Now, two state officials — Human Services Director Bruce Goldberg and Addictions and Mental Health Division Director Richard Harris — will weigh recommendations from four interview panels and determine which candidate appears to be the right fit to tackle the tough job.
Harris, who sat in on interviews with the three superintendent candidates on Tuesday, said Wednesday that selection of a top prospect will happen soon.
“I hope we can make the decision to start vetting somebody by the end of this week,” he said.
A projected two-week vetting process of the top candidate will focus on contacting people familiar with the prospect’s track record, including leaders of mental health advocacy groups, key legislators, co-workers and others, Harris said.
If the inquiries go well, Harris said, contract negotiations with the prospective OSH superintendent will ensue.
“I’d like to have negotiated an agreement with somebody by the end of August, and I’d like them to be here in Oregon by the end of September,” he said.
Harris said he has been favorably impressed by all three candidates.
“I like all three of them,” he said. “I spent quite a bit of time with them. They’re very engaging and have good track records.”
State officials have declined the Statesman Journal’s requests for release of the names and résumés of the three candidates, citing the need to protect their current employment. Harris reiterated that stance Wednesday.

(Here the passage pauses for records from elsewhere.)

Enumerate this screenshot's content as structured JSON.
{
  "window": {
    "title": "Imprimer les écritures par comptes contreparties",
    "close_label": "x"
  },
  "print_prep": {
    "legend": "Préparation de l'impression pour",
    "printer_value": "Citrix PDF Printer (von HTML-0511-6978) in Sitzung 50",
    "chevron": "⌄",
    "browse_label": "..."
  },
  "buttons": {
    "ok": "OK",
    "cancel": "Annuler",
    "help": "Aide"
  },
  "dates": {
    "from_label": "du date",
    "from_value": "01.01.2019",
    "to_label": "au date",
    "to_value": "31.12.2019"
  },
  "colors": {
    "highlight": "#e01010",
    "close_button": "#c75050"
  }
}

“I’ve asked everybody to be super-vigilant about (not) revealing their names because I don’t want to jeopardize the positions they’re in,” he said. “That’s why I’ve been reluctant to let anybody know outside of this process who we’re interviewing.”

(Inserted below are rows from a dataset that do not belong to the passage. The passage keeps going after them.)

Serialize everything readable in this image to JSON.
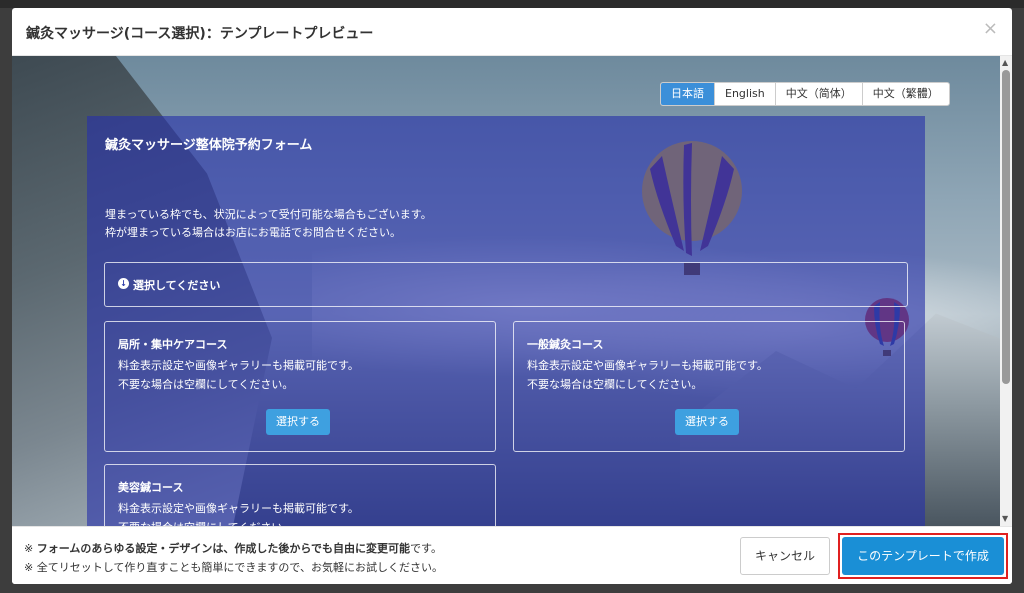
{
  "modal": {
    "title": "鍼灸マッサージ(コース選択)：テンプレートプレビュー",
    "close_icon": "×"
  },
  "languages": {
    "selected": "日本語",
    "items": [
      "日本語",
      "English",
      "中文（简体）",
      "中文（繁體）"
    ]
  },
  "form": {
    "title": "鍼灸マッサージ整体院予約フォーム",
    "notice_line1": "埋まっている枠でも、状況によって受付可能な場合もございます。",
    "notice_line2": "枠が埋まっている場合はお店にお電話でお問合せください。",
    "select_label": "選択してください",
    "courses": [
      {
        "title": "局所・集中ケアコース",
        "desc_line1": "料金表示設定や画像ギャラリーも掲載可能です。",
        "desc_line2": "不要な場合は空欄にしてください。",
        "button": "選択する"
      },
      {
        "title": "一般鍼灸コース",
        "desc_line1": "料金表示設定や画像ギャラリーも掲載可能です。",
        "desc_line2": "不要な場合は空欄にしてください。",
        "button": "選択する"
      },
      {
        "title": "美容鍼コース",
        "desc_line1": "料金表示設定や画像ギャラリーも掲載可能です。",
        "desc_line2": "不要な場合は空欄にしてください。"
      }
    ]
  },
  "footer": {
    "note1_prefix": "※ ",
    "note1_bold": "フォームのあらゆる設定・デザインは、作成した後からでも自由に変更可能",
    "note1_suffix": "です。",
    "note2": "※ 全てリセットして作り直すことも簡単にできますので、お気軽にお試しください。",
    "cancel_label": "キャンセル",
    "create_label": "このテンプレートで作成"
  },
  "colors": {
    "accent": "#1a8fd6",
    "overlay": "#2630aa",
    "highlight": "#e02020"
  }
}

Harris declined to reveal the states in which the three candidates presently work.
“I would prefer not to, simply because once I tell you what the states are, then, in fact, it becomes pretty clear who the candidates are,” he said.

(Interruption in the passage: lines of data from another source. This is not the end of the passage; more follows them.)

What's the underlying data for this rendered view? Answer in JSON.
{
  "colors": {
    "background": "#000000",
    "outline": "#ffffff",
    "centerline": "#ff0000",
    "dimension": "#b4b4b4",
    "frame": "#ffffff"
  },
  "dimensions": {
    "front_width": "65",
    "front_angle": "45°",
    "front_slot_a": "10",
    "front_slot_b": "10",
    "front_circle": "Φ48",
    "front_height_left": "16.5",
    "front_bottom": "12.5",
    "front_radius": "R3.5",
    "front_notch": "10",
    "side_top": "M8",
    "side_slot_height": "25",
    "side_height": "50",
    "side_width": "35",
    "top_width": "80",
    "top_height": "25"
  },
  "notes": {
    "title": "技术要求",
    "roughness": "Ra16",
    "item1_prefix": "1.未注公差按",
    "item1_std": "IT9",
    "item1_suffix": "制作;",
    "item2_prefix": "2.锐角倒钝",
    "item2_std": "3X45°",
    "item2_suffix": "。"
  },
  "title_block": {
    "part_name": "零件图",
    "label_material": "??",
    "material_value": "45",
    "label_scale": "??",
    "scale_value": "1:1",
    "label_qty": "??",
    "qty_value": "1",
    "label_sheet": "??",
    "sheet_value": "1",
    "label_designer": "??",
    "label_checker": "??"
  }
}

Interviews of the three candidates took place Tuesday at the Salem headquarters of the state Department of Human Services. The four interview panels included state hospital workers, mental health advocates and officials of the state Psychiatric Security Review Board. Other panel members included Salem Police Chief Jerry Moore and Marion County District Attorney Walt Beglau.
The search for a new OSH leader began in April, following the forced resignation of superintendent Roy Orr.
Orr was forced out by Goldberg and Harris. They said new leadership was necessary to speed up the pace of change at OSH. The U.S. Department of Justice Civil Rights Division has sharply criticized patient care and hospital conditions during an ongoing, four-year investigation of the hospital.
Before coming to OSH, Orr had not run a psychiatric hospital. He was a former chief executive of McKenzie-Willamette Medical Center in Springfield.
In seeking Orr’s successor, Goldberg and Harris placed a premium on recruiting a proven psychiatric hospital leader.
“Roy did a great job in many respects, but there were many factors unique to public state hospital institutions that he had a very steep learning curve for,” Harris said. “This time, we don’t want to have somebody who is trying to catch up on the job.”
Harris said the three candidates to become OSH superintendent have proven their ability to shorten patient stays at psychiatric hospitals, reduce the use of seclusion and restraints as patient control measures, deliver effective patient care, manage institutions in tough economic times and maintain solid working relationships with employees.
“The investigation we’ve done so far pretty well tells us that all three of these individuals have been running institutions that have been making progress in those national, universal measurements,” he said.
The three candidates have different management styles, Harris said.
“What I saw were three well-qualified people, all with sort of different approaches to the way they would manage the Oregon State Hospital,” he said. “So that is going to give us some thought about precisely what approach we think would be the most valuable in this situation.”
Brant Johnson, a state hospital mental health therapist who also serves as a nonvoting member on the hospital’s citizen-led advisory board, said he’s optimistic about the facility landing a first-rate superintendent.
He described the three candidates as “people that have experience with the DOJ, experience with turning around institutions and experience with running big institutions like ours.
“So we’re really going to get somebody that is ready to start turning things around day one. There’s not going to be any on-the-job learning. They’re just going to hit the job running.”